Когда И. Вернер, учитывая новые материалы и разра­ботки, написал вторую статью о сосудах типа Кельхайм (12), он не касался более кружек типа Идрия и черпаков типа Песчате. Однако, исходя из приведенных в обеих статьях материалов, нетрудно заключить, что последние бытовали более короткое время, чем кувшины Кельхайм и сковородки Айлесфорд, встречающиеся и в Галлии, и в Англии во вто­рой пол. I в. до н. э., а в Свободной Германии даже в комп­лексах начала нашей эры, ступени, В1 Распространение их соответствует времени и зонам римской экспансии и влия­ния. Кружек Идрия здесь уже нет.

Основное время бытования и производства всех сосу­дов – первая пол. I в. до н. э., быть может, до августовско­го времени, причем типы Идрия и Песчате выходят из упот­ребления несколько раньше, вероятно во время Галльских войн. Таким образом, отнесение кружки из Зубовского ху­тора ко второй пол.

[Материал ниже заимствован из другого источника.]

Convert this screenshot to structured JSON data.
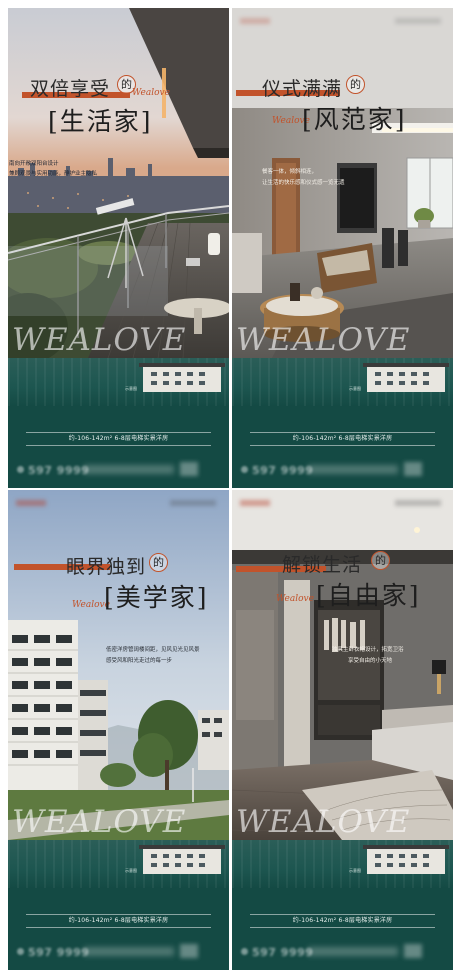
{
  "watermark": "WEALOVE",
  "script_word": "Wealove",
  "de": "的",
  "spec_text": "约-106-142m² 6-8层电梯实景洋房",
  "phone_text": "597 9999",
  "brand_mini": "示意图",
  "colors": {
    "accent": "#c2532b",
    "teal": "#144a44"
  },
  "posters": [
    {
      "title_line1": "双倍享受",
      "title_line2": "[生活家]",
      "desc": [
        "南向开敞双阳台设计",
        "兼顾观景与实用功能，静护业主隐私"
      ]
    },
    {
      "title_line1": "仪式满满",
      "title_line2": "[风范家]",
      "desc": [
        "餐客一体，倾斜相连，",
        "让生活的快乐感和仪式感一览无遗"
      ]
    },
    {
      "title_line1": "眼界独到",
      "title_line2": "[美学家]",
      "desc": [
        "低密洋房管阔楼间距，见风见光见风景",
        "感受风和阳光走过的每一步"
      ]
    },
    {
      "title_line1": "解锁生活",
      "title_line2": "[自由家]",
      "desc": [
        "独具主卧衣帽设计，拓宽卫浴",
        "享受自由的小天地"
      ]
    }
  ]
}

I в. до н. э. (1, с. 84) вряд ли оправдано, так же как и сравнение ее с вариантом Орнавассо-Къерумгард кувшинов типа Кельхайм (13, с. 124, 150).

Вторая вещь погребения, имеющая узкую датировку, – фибула типа Алезия (№ 123). Такие застежки появились у римских ауксиляриев незадолго до 52 г. до н. э. и были, ве­роятно, занесены в Галлию с испанским легионом, прислан­ным Помпеем на помощь Цезарю, осаждавшему в этом го-


ду оппидум Алезия. У А. Дюваля были некоторые основа­ния для такого предположения (14). С галльскими и испан­скими ауксиляриями фибулы были затем разнесены по тер­ритории империи при передислокации цезаревской армии. К 15 г. до н. э. однако вышли из моды, сменившись аукиссами (15). Эта редкая и бытовавшая короткое время вещь имела фактически всего один шанс попасть в Предкавказье – в 46 г. до н. э. с римскими нерегулярными войсками, приняв­шими, вероятно, участие в неудачном походе Митридата Пергамского, сподвижника Цезаря, на Боспоор для отвоевания переданного ему патроном престола, узурпированного Асандром. Тем же путем могла попасть и кружка типа Идрия, хотя для последней есть и другой вариант – участие сираков и аорсов в малоазиатском походе Фарнака Боспорского, сына Митридата Евпатора, попытавшегося в 48–46 гг. до н. э. вернуть себе утраченное отцом царство-Возможно, именно во время этого похода союзники Фар­нака по дороге разграбили Фасис. Хотя об этом и нет упо­минаний в источниках, но иначе трудно объяснить находку в погребении серебряной фиалы V–IV вв. до н. э., посвя­щенной храму Аполлона в Фасисе (№ 120). Так долго фиа­ла могла сохраняться лишь в сокровищнице храма.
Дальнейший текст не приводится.